Having a ball as Bale shows head for heights
But the way Gareth Bale almost single-handedly destroyed Inter Milan, not just on Tuesday night at White Hart Lane but also two weeks ago with a stunning hat-trick at the San Siro, means the young Welshman is makin g headlines throughout the football world.
It was easy to get caught up in the emotion at Tottenham’s home during their 3-1 win over Inter, as Bale inspired his team-mates to give the European champions a footballing lesson.
The electric atmosphere, the baying crowd, the dramatic nature of victory that put Spurs top of Group A all meant hyperbole was never likely to be far away when describing Bale’s performance.
But it was not just the locals who saw something special in the boy from Cardiff. Correspondents from all over Europe were glowing in their praise of Bale after he made Maicon, one of the most respected right-backs in world football, look like an amateur, which begs two questions. How did Bale get to this stellar place from the jinxed player of 12 months ago, who failed to win a league game in his first 24 games for Spurs? And how long can Tottenham hold on to a player who is now on the shopping list of every major club in world football?
First things first.
To turn around the football truism that you do not become a bad player overnight, neither do you develop this sort of talent from nothing. Bale was a schoolboy prodigy, so far ahead of the other boys in his district that his PE master banned him from using his left-foot during matches, to give the other kids a chance.
He was on Southampton’s books from the age of nine and marked out as a special talent even among his peers at the club, including the young Theo Walcott. Southampton’s youth coaches saw Bale reaching greater heights than the Englishman because while they were both champion athletes — Walcott in the 100m, Bale at 1500m — the Welsh boy had bags more footballing ability and awareness.
They were both signed in their teens for big fees by the North London rivals, and then both suffered injuries and criticism soon afterwards.

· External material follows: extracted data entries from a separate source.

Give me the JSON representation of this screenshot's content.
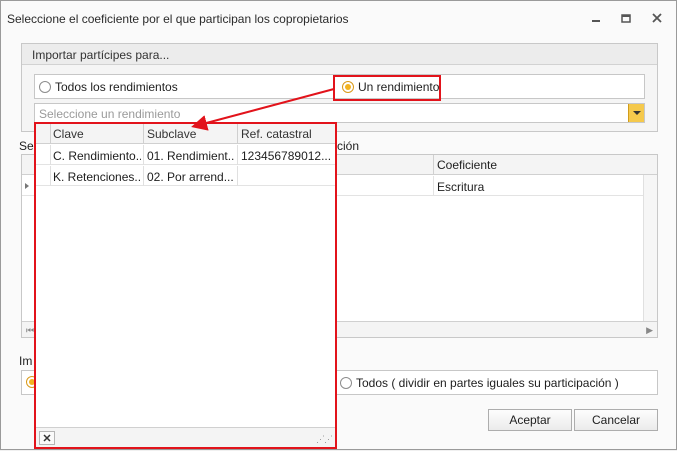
{
  "window": {
    "title": "Seleccione el coeficiente por el que participan los copropietarios",
    "minimize_icon": "minimize-icon",
    "maximize_icon": "restore-icon",
    "close_icon": "close-icon"
  },
  "import_group": {
    "title": "Importar partícipes para...",
    "options": [
      "Todos los rendimientos",
      "Un rendimiento"
    ],
    "selected": "Un rendimiento",
    "combo_placeholder": "Seleccione un rendimiento"
  },
  "main_grid": {
    "section_label_left": "Se",
    "section_label_right": "ción",
    "column_coeficiente": "Coeficiente",
    "row_value": "Escritura",
    "scroll_first_icon": "first-record-icon",
    "scroll_right_icon": "scroll-right-icon"
  },
  "lower_section": {
    "label": "Im",
    "option_todos": "Todos ( dividir en partes iguales su participación )"
  },
  "buttons": {
    "accept": "Aceptar",
    "cancel": "Cancelar"
  },
  "popup": {
    "columns": [
      "Clave",
      "Subclave",
      "Ref. catastral"
    ],
    "rows": [
      [
        "C. Rendimiento...",
        "01. Rendimient...",
        "123456789012..."
      ],
      [
        "K. Retenciones...",
        "02. Por arrend...",
        ""
      ]
    ],
    "close_icon": "close-icon",
    "resize_icon": "resize-grip-icon"
  },
  "colors": {
    "highlight": "#e2131b",
    "radio_accent": "#f2b320"
  }
}
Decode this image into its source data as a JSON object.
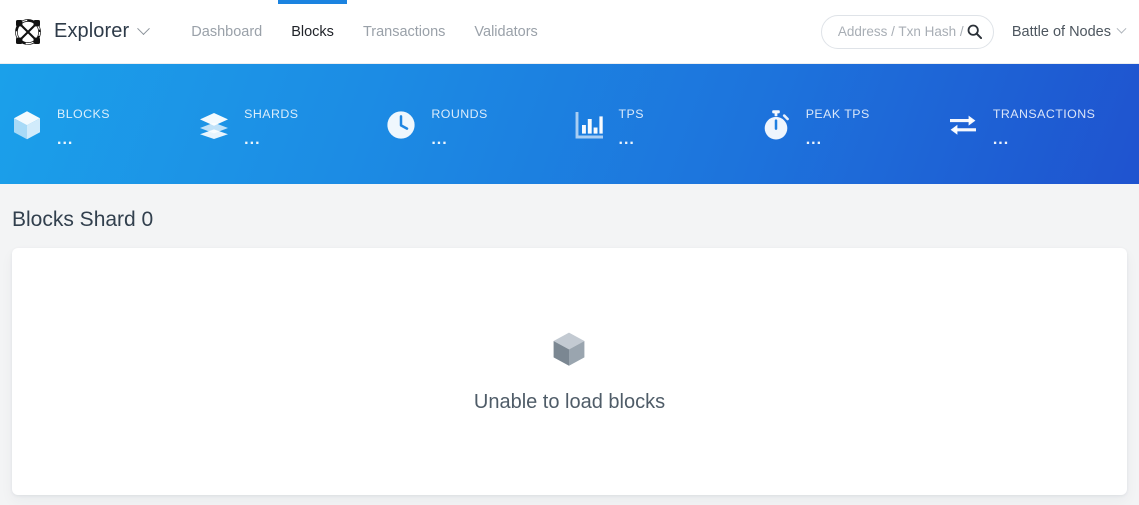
{
  "header": {
    "brand": {
      "name": "Explorer",
      "logo_icon": "elrond-logo-icon",
      "caret_icon": "chevron-down-icon"
    },
    "nav": [
      {
        "label": "Dashboard",
        "active": false
      },
      {
        "label": "Blocks",
        "active": true
      },
      {
        "label": "Transactions",
        "active": false
      },
      {
        "label": "Validators",
        "active": false
      }
    ],
    "search": {
      "placeholder": "Address / Txn Hash / E",
      "value": "",
      "icon": "search-icon"
    },
    "network": {
      "label": "Battle of Nodes",
      "caret_icon": "chevron-down-icon"
    },
    "accent_color": "#1b83e0"
  },
  "stats": {
    "gradient_from": "#1ba0ea",
    "gradient_to": "#1f53cf",
    "items": [
      {
        "label": "BLOCKS",
        "value": "...",
        "icon": "cube-icon"
      },
      {
        "label": "SHARDS",
        "value": "...",
        "icon": "layers-icon"
      },
      {
        "label": "ROUNDS",
        "value": "...",
        "icon": "clock-icon"
      },
      {
        "label": "TPS",
        "value": "...",
        "icon": "bar-chart-icon"
      },
      {
        "label": "PEAK TPS",
        "value": "...",
        "icon": "stopwatch-icon"
      },
      {
        "label": "TRANSACTIONS",
        "value": "...",
        "icon": "exchange-arrows-icon"
      }
    ]
  },
  "main": {
    "page_title": "Blocks Shard 0",
    "empty_state": {
      "icon": "cube-icon",
      "message": "Unable to load blocks"
    }
  }
}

But whereas Walcott still looks lightweight, easily knocked off the ball and thus prone to aggravating his underlying shoulder problems. the rangy Bale has filled out to become a beast of a winger, 6ft 2ins tall, 13 stone of muscle and bone, and as quick as they come. He is having the same impact Jonah Lomu had on another code when he emerged on rugby’s world stage in the 1990s.
He has also been expertly managed by Harry Redknapp and his coaching staff, who have given Bale a combination of tough love and self-belief. Redknapp admits he was frustrated to see the young Welshman stay down too long whenever he took a knock in training, and told his medical staff to leave him unless he looked seriously injured.
He wanted the Welshman to toughen up, and as anyone who saw the giant Lucio bouncing off him on Tuesday will testify, he is no weakling now.
But Redknapp has also given confidence to a player who was so quiet as a boy that his youth coaches used to make him telephone through the team scores in an attempt to bring him out of himself. He is still quiet, unassuming and unfailingly polite, but there is an inner confidence borne of his displays over the past year.
Now that has brought him to international prominence, will he repay Redknapp’s faith by staying around for the revolution taking place at White Hart Lane? So far the signs are promising for Spurs supporters, with the manager adamant they will not sell, Bale committed to a long-term deal, and the player is saying all the right things in public.
And yet. Yesterday he did a round of interviews as he promoted BT’s new football website, and was asked repeatedly: “Will you be staying at Spurs?” Not once did he give a categorical confirmation. Plenty of “I’m enjoying my football there” and “it’s a great bunch of lads”, but what was missing was Gareth Bale saying: “If Barcelona come knocking, I won’t answer the door.”
Daniel Levy has a track record of selling any star player if the price is right, as Messrs Carrick, Berbatov and Keane (and a cool €70 million in fees) can testify.
So it may be a case of ‘when’ rather than ‘if’ Spurs sell Bale — unless they can match the best and bring home a major trophy themselves. And the way Bale is playing, who is to say that is out of the question?